CVT Ratio Scheduling Optimization with Consideration of Engine and Transmission Efficiency

This paper proposes a transmission ratio scheduling and control methodology for a vehicle with a Continuous Variable Transmission (CVT) and a downsized gasoline engine. The methodology is designed to deliver the optimal vehicle fuel economy within drivability and performance constraints. Traditionally, the Optimum Operating Line (OOL) generated from an engine brake specific fuel consumption map is considered to be the best option for ratio scheduling, as it defines the points at which engine efficiency is maximized. But the OOL does not consider transmission efficiency, which may be a source of significant losses. To develop a CVT ratio schedule that offers the best fuel economy for the complete powertrain, an empirical approach was used to minimize fuel consumption by considering engine efficiency, CVT efficiency, and requested vehicle power. A backward-looking model was used to simulate a standard driving cycle (FTP-75) and develop a new powertrain-optimal operating line (P-OOL).
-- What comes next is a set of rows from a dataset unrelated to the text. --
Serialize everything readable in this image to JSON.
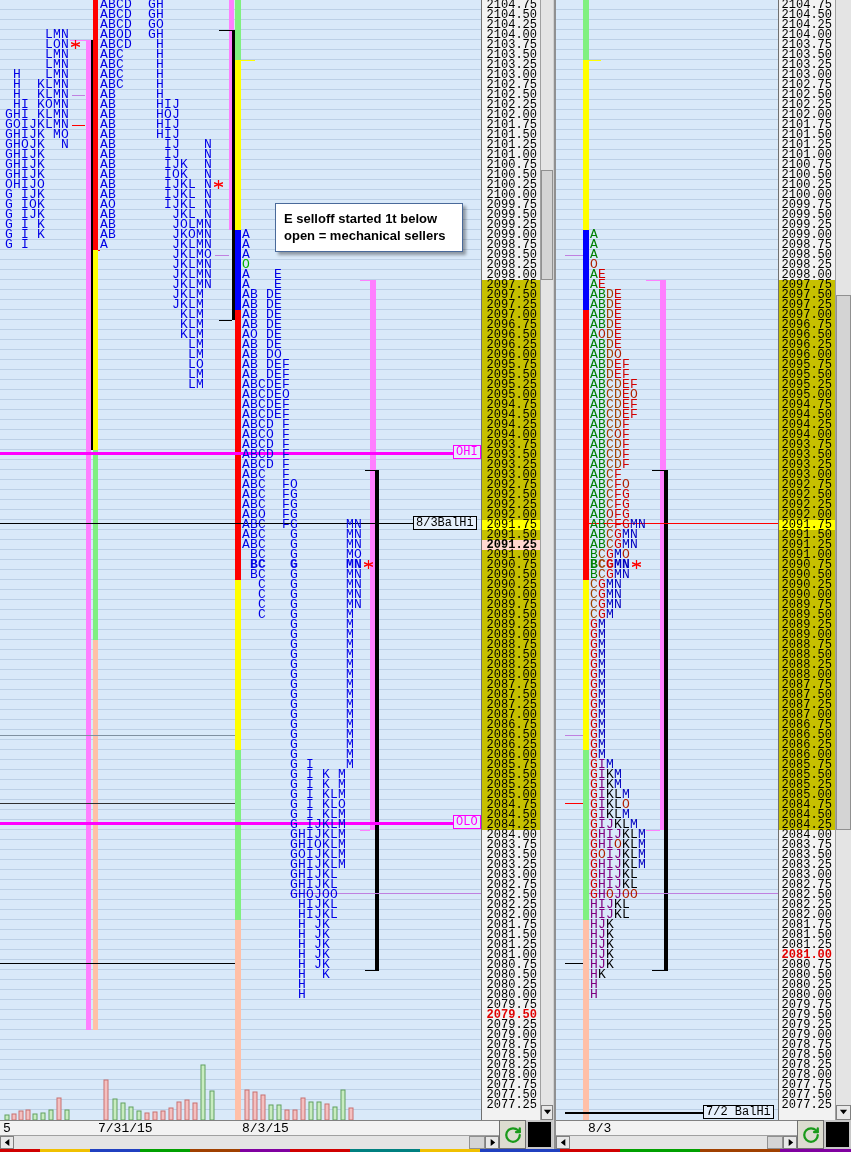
{
  "left_pane": {
    "rows": [
      {
        "price": "2104.75",
        "kind": "plain",
        "p2": "ABCD  GH"
      },
      {
        "price": "2104.50",
        "kind": "plain",
        "p2": "ABCD  GH"
      },
      {
        "price": "2104.25",
        "kind": "plain",
        "p2": "ABCD  GO"
      },
      {
        "price": "2104.00",
        "kind": "plain",
        "p1": "     LMN",
        "p2": "ABOD  GH"
      },
      {
        "price": "2103.75",
        "kind": "plain",
        "p1": "     LON",
        "p1_star": true,
        "p2": "ABCD   H"
      },
      {
        "price": "2103.50",
        "kind": "plain",
        "p1": "     LMN",
        "p2": "ABC    H"
      },
      {
        "price": "2103.25",
        "kind": "plain",
        "p1": "     LMN",
        "p2": "ABC    H"
      },
      {
        "price": "2103.00",
        "kind": "plain",
        "p1": " H   LMN",
        "p2": "ABC    H"
      },
      {
        "price": "2102.75",
        "kind": "plain",
        "p1": " H  KLMN",
        "p2": "ABC    H"
      },
      {
        "price": "2102.50",
        "kind": "plain",
        "p1": " H  KLMN",
        "p2": "AB     H"
      },
      {
        "price": "2102.25",
        "kind": "plain",
        "p1": " HI KOMN",
        "p2": "AB     HIJ"
      },
      {
        "price": "2102.00",
        "kind": "plain",
        "p1": "GHI KLMN",
        "p2": "AB     HOJ"
      },
      {
        "price": "2101.75",
        "kind": "plain",
        "p1": "GOIJKLMN",
        "p2": "AB     HIJ"
      },
      {
        "price": "2101.50",
        "kind": "plain",
        "p1": "GHIJK MO",
        "p2": "AB     HIJ"
      },
      {
        "price": "2101.25",
        "kind": "plain",
        "p1": "GHOJK  N",
        "p2": "AB      IJ   N"
      },
      {
        "price": "2101.00",
        "kind": "plain",
        "p1": "GHIJK",
        "p2": "AB      IJ   N"
      },
      {
        "price": "2100.75",
        "kind": "plain",
        "p1": "GHIJK",
        "p2": "AB      IJK  N"
      },
      {
        "price": "2100.50",
        "kind": "plain",
        "p1": "GHIJK",
        "p2": "AB      IOK  N"
      },
      {
        "price": "2100.25",
        "kind": "plain",
        "p1": "OHIJO",
        "p2": "AB      IJKL N",
        "p2_star": true
      },
      {
        "price": "2100.00",
        "kind": "plain",
        "p1": "G IJK",
        "p2": "AB      IJKL N"
      },
      {
        "price": "2099.75",
        "kind": "plain",
        "p1": "G IOK",
        "p2": "AO      IJKL N"
      },
      {
        "price": "2099.50",
        "kind": "plain",
        "p1": "G IJK",
        "p2": "AB       JKL N"
      },
      {
        "price": "2099.25",
        "kind": "plain",
        "p1": "G I K",
        "p2": "AB       JOLMN"
      },
      {
        "price": "2099.00",
        "kind": "plain",
        "p1": "G I K",
        "p2": "AB       JKOMN",
        "p3": "A"
      },
      {
        "price": "2098.75",
        "kind": "plain",
        "p1": "G I",
        "p2": "A        JKLMN",
        "p3": "A"
      },
      {
        "price": "2098.50",
        "kind": "plain",
        "p2": "         JKLMO",
        "p3": "A"
      },
      {
        "price": "2098.25",
        "kind": "plain",
        "p2": "         JKLMN",
        "p3": "O",
        "p3_open": true
      },
      {
        "price": "2098.00",
        "kind": "plain",
        "p2": "         JKLMN",
        "p3": "A   E"
      },
      {
        "price": "2097.75",
        "kind": "value_area",
        "p2": "         JKLMN",
        "p3": "A   E"
      },
      {
        "price": "2097.50",
        "kind": "value_area",
        "p2": "         JKLM",
        "p3": "AB DE"
      },
      {
        "price": "2097.25",
        "kind": "value_area",
        "p2": "         JKLM",
        "p3": "AB DE"
      },
      {
        "price": "2097.00",
        "kind": "value_area",
        "p2": "          KLM",
        "p3": "AB DE"
      },
      {
        "price": "2096.75",
        "kind": "value_area",
        "p2": "          KLM",
        "p3": "AB DE"
      },
      {
        "price": "2096.50",
        "kind": "value_area",
        "p2": "          KLM",
        "p3": "AO DE"
      },
      {
        "price": "2096.25",
        "kind": "value_area",
        "p2": "           LM",
        "p3": "AB DE"
      },
      {
        "price": "2096.00",
        "kind": "value_area",
        "p2": "           LM",
        "p3": "AB DO"
      },
      {
        "price": "2095.75",
        "kind": "value_area",
        "p2": "           LO",
        "p3": "AB DEF"
      },
      {
        "price": "2095.50",
        "kind": "value_area",
        "p2": "           LM",
        "p3": "AB DEF"
      },
      {
        "price": "2095.25",
        "kind": "value_area",
        "p2": "           LM",
        "p3": "ABCDEF"
      },
      {
        "price": "2095.00",
        "kind": "value_area",
        "p3": "ABCDEO"
      },
      {
        "price": "2094.75",
        "kind": "value_area",
        "p3": "ABCDEF"
      },
      {
        "price": "2094.50",
        "kind": "value_area",
        "p3": "ABCDEF"
      },
      {
        "price": "2094.25",
        "kind": "value_area",
        "p3": "ABCD F"
      },
      {
        "price": "2094.00",
        "kind": "value_area",
        "p3": "ABCO F"
      },
      {
        "price": "2093.75",
        "kind": "value_area",
        "p3": "ABCD F"
      },
      {
        "price": "2093.50",
        "kind": "value_area",
        "p3": "ABCD F"
      },
      {
        "price": "2093.25",
        "kind": "value_area",
        "p3": "ABCD F"
      },
      {
        "price": "2093.00",
        "kind": "value_area",
        "p3": "ABC  F"
      },
      {
        "price": "2092.75",
        "kind": "value_area",
        "p3": "ABC  FO"
      },
      {
        "price": "2092.50",
        "kind": "value_area",
        "p3": "ABC  FG"
      },
      {
        "price": "2092.25",
        "kind": "value_area",
        "p3": "ABC  FG"
      },
      {
        "price": "2092.00",
        "kind": "value_area",
        "p3": "ABO  FG"
      },
      {
        "price": "2091.75",
        "kind": "current",
        "p3": "ABC  FG      MN"
      },
      {
        "price": "2091.50",
        "kind": "value_area",
        "p3": "ABC   G      MN"
      },
      {
        "price": "2091.25",
        "kind": "poc",
        "p3": "ABC   G      MN"
      },
      {
        "price": "2091.00",
        "kind": "value_area",
        "p3": " BC   G      MO"
      },
      {
        "price": "2090.75",
        "kind": "value_area",
        "p3": " BC   G      MN",
        "p3_star": true,
        "bold": true
      },
      {
        "price": "2090.50",
        "kind": "value_area",
        "p3": " BC   G      MN"
      },
      {
        "price": "2090.25",
        "kind": "value_area",
        "p3": "  C   G      MN"
      },
      {
        "price": "2090.00",
        "kind": "value_area",
        "p3": "  C   G      MN"
      },
      {
        "price": "2089.75",
        "kind": "value_area",
        "p3": "  C   G      MN"
      },
      {
        "price": "2089.50",
        "kind": "value_area",
        "p3": "  C   G      M"
      },
      {
        "price": "2089.25",
        "kind": "value_area",
        "p3": "      G      M"
      },
      {
        "price": "2089.00",
        "kind": "value_area",
        "p3": "      G      M"
      },
      {
        "price": "2088.75",
        "kind": "value_area",
        "p3": "      G      M"
      },
      {
        "price": "2088.50",
        "kind": "value_area",
        "p3": "      G      M"
      },
      {
        "price": "2088.25",
        "kind": "value_area",
        "p3": "      G      M"
      },
      {
        "price": "2088.00",
        "kind": "value_area",
        "p3": "      G      M"
      },
      {
        "price": "2087.75",
        "kind": "value_area",
        "p3": "      G      M"
      },
      {
        "price": "2087.50",
        "kind": "value_area",
        "p3": "      G      M"
      },
      {
        "price": "2087.25",
        "kind": "value_area",
        "p3": "      G      M"
      },
      {
        "price": "2087.00",
        "kind": "value_area",
        "p3": "      G      M"
      },
      {
        "price": "2086.75",
        "kind": "value_area",
        "p3": "      G      M"
      },
      {
        "price": "2086.50",
        "kind": "value_area",
        "p3": "      G      M"
      },
      {
        "price": "2086.25",
        "kind": "value_area",
        "p3": "      G      M"
      },
      {
        "price": "2086.00",
        "kind": "value_area",
        "p3": "      G      M"
      },
      {
        "price": "2085.75",
        "kind": "value_area",
        "p3": "      G I    M"
      },
      {
        "price": "2085.50",
        "kind": "value_area",
        "p3": "      G I K M"
      },
      {
        "price": "2085.25",
        "kind": "value_area",
        "p3": "      G I K M"
      },
      {
        "price": "2085.00",
        "kind": "value_area",
        "p3": "      G I KLM"
      },
      {
        "price": "2084.75",
        "kind": "value_area",
        "p3": "      G I KLO"
      },
      {
        "price": "2084.50",
        "kind": "value_area",
        "p3": "      G I KLM"
      },
      {
        "price": "2084.25",
        "kind": "value_area",
        "p3": "      G IJKLM"
      },
      {
        "price": "2084.00",
        "kind": "plain",
        "p3": "      GHIJKLM"
      },
      {
        "price": "2083.75",
        "kind": "plain",
        "p3": "      GHIOKLM"
      },
      {
        "price": "2083.50",
        "kind": "plain",
        "p3": "      GOIJKLM"
      },
      {
        "price": "2083.25",
        "kind": "plain",
        "p3": "      GHIJKLM"
      },
      {
        "price": "2083.00",
        "kind": "plain",
        "p3": "      GHIJKL"
      },
      {
        "price": "2082.75",
        "kind": "plain",
        "p3": "      GHIJKL"
      },
      {
        "price": "2082.50",
        "kind": "plain",
        "p3": "      GHOJOO"
      },
      {
        "price": "2082.25",
        "kind": "plain",
        "p3": "       HIJKL"
      },
      {
        "price": "2082.00",
        "kind": "plain",
        "p3": "       HIJKL"
      },
      {
        "price": "2081.75",
        "kind": "plain",
        "p3": "       H JK"
      },
      {
        "price": "2081.50",
        "kind": "plain",
        "p3": "       H JK"
      },
      {
        "price": "2081.25",
        "kind": "plain",
        "p3": "       H JK"
      },
      {
        "price": "2081.00",
        "kind": "plain",
        "p3": "       H JK"
      },
      {
        "price": "2080.75",
        "kind": "plain",
        "p3": "       H JK"
      },
      {
        "price": "2080.50",
        "kind": "plain",
        "p3": "       H  K"
      },
      {
        "price": "2080.25",
        "kind": "plain",
        "p3": "       H"
      },
      {
        "price": "2080.00",
        "kind": "plain",
        "p3": "       H"
      },
      {
        "price": "2079.75",
        "kind": "plain"
      },
      {
        "price": "2079.50",
        "kind": "low"
      },
      {
        "price": "2079.25",
        "kind": "plain"
      },
      {
        "price": "2079.00",
        "kind": "plain"
      },
      {
        "price": "2078.75",
        "kind": "plain"
      },
      {
        "price": "2078.50",
        "kind": "plain"
      },
      {
        "price": "2078.25",
        "kind": "plain"
      },
      {
        "price": "2078.00",
        "kind": "plain"
      },
      {
        "price": "2077.75",
        "kind": "plain"
      },
      {
        "price": "2077.50",
        "kind": "plain"
      },
      {
        "price": "2077.25",
        "kind": "plain"
      }
    ],
    "level_labels": [
      "OHI",
      "OLO"
    ],
    "balance_label": "8/3BalHi",
    "note": "E selloff started 1t below open = mechanical sellers",
    "dates": [
      "5",
      "7/31/15",
      "8/3/15"
    ]
  },
  "right_pane": {
    "rows": [
      {
        "price": "2104.75",
        "kind": "plain"
      },
      {
        "price": "2104.50",
        "kind": "plain"
      },
      {
        "price": "2104.25",
        "kind": "plain"
      },
      {
        "price": "2104.00",
        "kind": "plain"
      },
      {
        "price": "2103.75",
        "kind": "plain"
      },
      {
        "price": "2103.50",
        "kind": "plain"
      },
      {
        "price": "2103.25",
        "kind": "plain"
      },
      {
        "price": "2103.00",
        "kind": "plain"
      },
      {
        "price": "2102.75",
        "kind": "plain"
      },
      {
        "price": "2102.50",
        "kind": "plain"
      },
      {
        "price": "2102.25",
        "kind": "plain"
      },
      {
        "price": "2102.00",
        "kind": "plain"
      },
      {
        "price": "2101.75",
        "kind": "plain"
      },
      {
        "price": "2101.50",
        "kind": "plain"
      },
      {
        "price": "2101.25",
        "kind": "plain"
      },
      {
        "price": "2101.00",
        "kind": "plain"
      },
      {
        "price": "2100.75",
        "kind": "plain"
      },
      {
        "price": "2100.50",
        "kind": "plain"
      },
      {
        "price": "2100.25",
        "kind": "plain"
      },
      {
        "price": "2100.00",
        "kind": "plain"
      },
      {
        "price": "2099.75",
        "kind": "plain"
      },
      {
        "price": "2099.50",
        "kind": "plain"
      },
      {
        "price": "2099.25",
        "kind": "plain"
      },
      {
        "price": "2099.00",
        "kind": "plain",
        "tpo": "A"
      },
      {
        "price": "2098.75",
        "kind": "plain",
        "tpo": "A"
      },
      {
        "price": "2098.50",
        "kind": "plain",
        "tpo": "A"
      },
      {
        "price": "2098.25",
        "kind": "plain",
        "tpo": "O"
      },
      {
        "price": "2098.00",
        "kind": "plain",
        "tpo": "AE"
      },
      {
        "price": "2097.75",
        "kind": "value_area",
        "tpo": "AE"
      },
      {
        "price": "2097.50",
        "kind": "value_area",
        "tpo": "ABDE"
      },
      {
        "price": "2097.25",
        "kind": "value_area",
        "tpo": "ABDE"
      },
      {
        "price": "2097.00",
        "kind": "value_area",
        "tpo": "ABDE"
      },
      {
        "price": "2096.75",
        "kind": "value_area",
        "tpo": "ABDE"
      },
      {
        "price": "2096.50",
        "kind": "value_area",
        "tpo": "AODE"
      },
      {
        "price": "2096.25",
        "kind": "value_area",
        "tpo": "ABDE"
      },
      {
        "price": "2096.00",
        "kind": "value_area",
        "tpo": "ABDO"
      },
      {
        "price": "2095.75",
        "kind": "value_area",
        "tpo": "ABDEF"
      },
      {
        "price": "2095.50",
        "kind": "value_area",
        "tpo": "ABDEF"
      },
      {
        "price": "2095.25",
        "kind": "value_area",
        "tpo": "ABCDEF"
      },
      {
        "price": "2095.00",
        "kind": "value_area",
        "tpo": "ABCDEO"
      },
      {
        "price": "2094.75",
        "kind": "value_area",
        "tpo": "ABCDEF"
      },
      {
        "price": "2094.50",
        "kind": "value_area",
        "tpo": "ABCDEF"
      },
      {
        "price": "2094.25",
        "kind": "value_area",
        "tpo": "ABCDF"
      },
      {
        "price": "2094.00",
        "kind": "value_area",
        "tpo": "ABCOF"
      },
      {
        "price": "2093.75",
        "kind": "value_area",
        "tpo": "ABCDF"
      },
      {
        "price": "2093.50",
        "kind": "value_area",
        "tpo": "ABCDF"
      },
      {
        "price": "2093.25",
        "kind": "value_area",
        "tpo": "ABCDF"
      },
      {
        "price": "2093.00",
        "kind": "value_area",
        "tpo": "ABCF"
      },
      {
        "price": "2092.75",
        "kind": "value_area",
        "tpo": "ABCFO"
      },
      {
        "price": "2092.50",
        "kind": "value_area",
        "tpo": "ABCFG"
      },
      {
        "price": "2092.25",
        "kind": "value_area",
        "tpo": "ABCFG"
      },
      {
        "price": "2092.00",
        "kind": "value_area",
        "tpo": "ABOFG"
      },
      {
        "price": "2091.75",
        "kind": "current",
        "tpo": "ABCFGMN"
      },
      {
        "price": "2091.50",
        "kind": "value_area",
        "tpo": "ABCGMN"
      },
      {
        "price": "2091.25",
        "kind": "value_area",
        "tpo": "ABCGMN"
      },
      {
        "price": "2091.00",
        "kind": "value_area",
        "tpo": "BCGMO"
      },
      {
        "price": "2090.75",
        "kind": "value_area",
        "tpo": "BCGMN",
        "star": true,
        "bold": true
      },
      {
        "price": "2090.50",
        "kind": "value_area",
        "tpo": "BCGMN"
      },
      {
        "price": "2090.25",
        "kind": "value_area",
        "tpo": "CGMN"
      },
      {
        "price": "2090.00",
        "kind": "value_area",
        "tpo": "CGMN"
      },
      {
        "price": "2089.75",
        "kind": "value_area",
        "tpo": "CGMN"
      },
      {
        "price": "2089.50",
        "kind": "value_area",
        "tpo": "CGM"
      },
      {
        "price": "2089.25",
        "kind": "value_area",
        "tpo": "GM"
      },
      {
        "price": "2089.00",
        "kind": "value_area",
        "tpo": "GM"
      },
      {
        "price": "2088.75",
        "kind": "value_area",
        "tpo": "GM"
      },
      {
        "price": "2088.50",
        "kind": "value_area",
        "tpo": "GM"
      },
      {
        "price": "2088.25",
        "kind": "value_area",
        "tpo": "GM"
      },
      {
        "price": "2088.00",
        "kind": "value_area",
        "tpo": "GM"
      },
      {
        "price": "2087.75",
        "kind": "value_area",
        "tpo": "GM"
      },
      {
        "price": "2087.50",
        "kind": "value_area",
        "tpo": "GM"
      },
      {
        "price": "2087.25",
        "kind": "value_area",
        "tpo": "GM"
      },
      {
        "price": "2087.00",
        "kind": "value_area",
        "tpo": "GM"
      },
      {
        "price": "2086.75",
        "kind": "value_area",
        "tpo": "GM"
      },
      {
        "price": "2086.50",
        "kind": "value_area",
        "tpo": "GM"
      },
      {
        "price": "2086.25",
        "kind": "value_area",
        "tpo": "GM"
      },
      {
        "price": "2086.00",
        "kind": "value_area",
        "tpo": "GM"
      },
      {
        "price": "2085.75",
        "kind": "value_area",
        "tpo": "GIM"
      },
      {
        "price": "2085.50",
        "kind": "value_area",
        "tpo": "GIKM"
      },
      {
        "price": "2085.25",
        "kind": "value_area",
        "tpo": "GIKM"
      },
      {
        "price": "2085.00",
        "kind": "value_area",
        "tpo": "GIKLM"
      },
      {
        "price": "2084.75",
        "kind": "value_area",
        "tpo": "GIKLO"
      },
      {
        "price": "2084.50",
        "kind": "value_area",
        "tpo": "GIKLM"
      },
      {
        "price": "2084.25",
        "kind": "value_area",
        "tpo": "GIJKLM"
      },
      {
        "price": "2084.00",
        "kind": "plain",
        "tpo": "GHIJKLM"
      },
      {
        "price": "2083.75",
        "kind": "plain",
        "tpo": "GHIOKLM"
      },
      {
        "price": "2083.50",
        "kind": "plain",
        "tpo": "GOIJKLM"
      },
      {
        "price": "2083.25",
        "kind": "plain",
        "tpo": "GHIJKLM"
      },
      {
        "price": "2083.00",
        "kind": "plain",
        "tpo": "GHIJKL"
      },
      {
        "price": "2082.75",
        "kind": "plain",
        "tpo": "GHIJKL"
      },
      {
        "price": "2082.50",
        "kind": "plain",
        "tpo": "GHOJOO"
      },
      {
        "price": "2082.25",
        "kind": "plain",
        "tpo": "HIJKL"
      },
      {
        "price": "2082.00",
        "kind": "plain",
        "tpo": "HIJKL"
      },
      {
        "price": "2081.75",
        "kind": "plain",
        "tpo": "HJK"
      },
      {
        "price": "2081.50",
        "kind": "plain",
        "tpo": "HJK"
      },
      {
        "price": "2081.25",
        "kind": "plain",
        "tpo": "HJK"
      },
      {
        "price": "2081.00",
        "kind": "low",
        "tpo": "HJK"
      },
      {
        "price": "2080.75",
        "kind": "plain",
        "tpo": "HJK"
      },
      {
        "price": "2080.50",
        "kind": "plain",
        "tpo": "HK"
      },
      {
        "price": "2080.25",
        "kind": "plain",
        "tpo": "H"
      },
      {
        "price": "2080.00",
        "kind": "plain",
        "tpo": "H"
      },
      {
        "price": "2079.75",
        "kind": "plain"
      },
      {
        "price": "2079.50",
        "kind": "plain"
      },
      {
        "price": "2079.25",
        "kind": "plain"
      },
      {
        "price": "2079.00",
        "kind": "plain"
      },
      {
        "price": "2078.75",
        "kind": "plain"
      },
      {
        "price": "2078.50",
        "kind": "plain"
      },
      {
        "price": "2078.25",
        "kind": "plain"
      },
      {
        "price": "2078.00",
        "kind": "plain"
      },
      {
        "price": "2077.75",
        "kind": "plain"
      },
      {
        "price": "2077.50",
        "kind": "plain"
      },
      {
        "price": "2077.25",
        "kind": "plain"
      }
    ],
    "balance_label": "7/2 BalHi",
    "dates": [
      "8/3"
    ]
  }
}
Simulation results using the backward-looking model show a significant improvement in overall fuel economy when using the P-OOL (considers engine and CVT efficiency) compared to the OOL (considers only engine efficiency). Next, a forward-looking, velocity-driven model was developed to simulate the real-time behavior of a vehicle. Fuel economy results were compared when implementing the P-OOL and the OOL with a hardware-based CVT shift rate constraint. Finally, a control algorithm that considers powertrain loss and inertia torque due to CVT ratio changes is proposed to minimize powertrain response lag when operating along the P-OOL. This combined ratio scheduling and response lag control methodology is shown to improve vehicle fuel economy with real-time simulated driving conditions.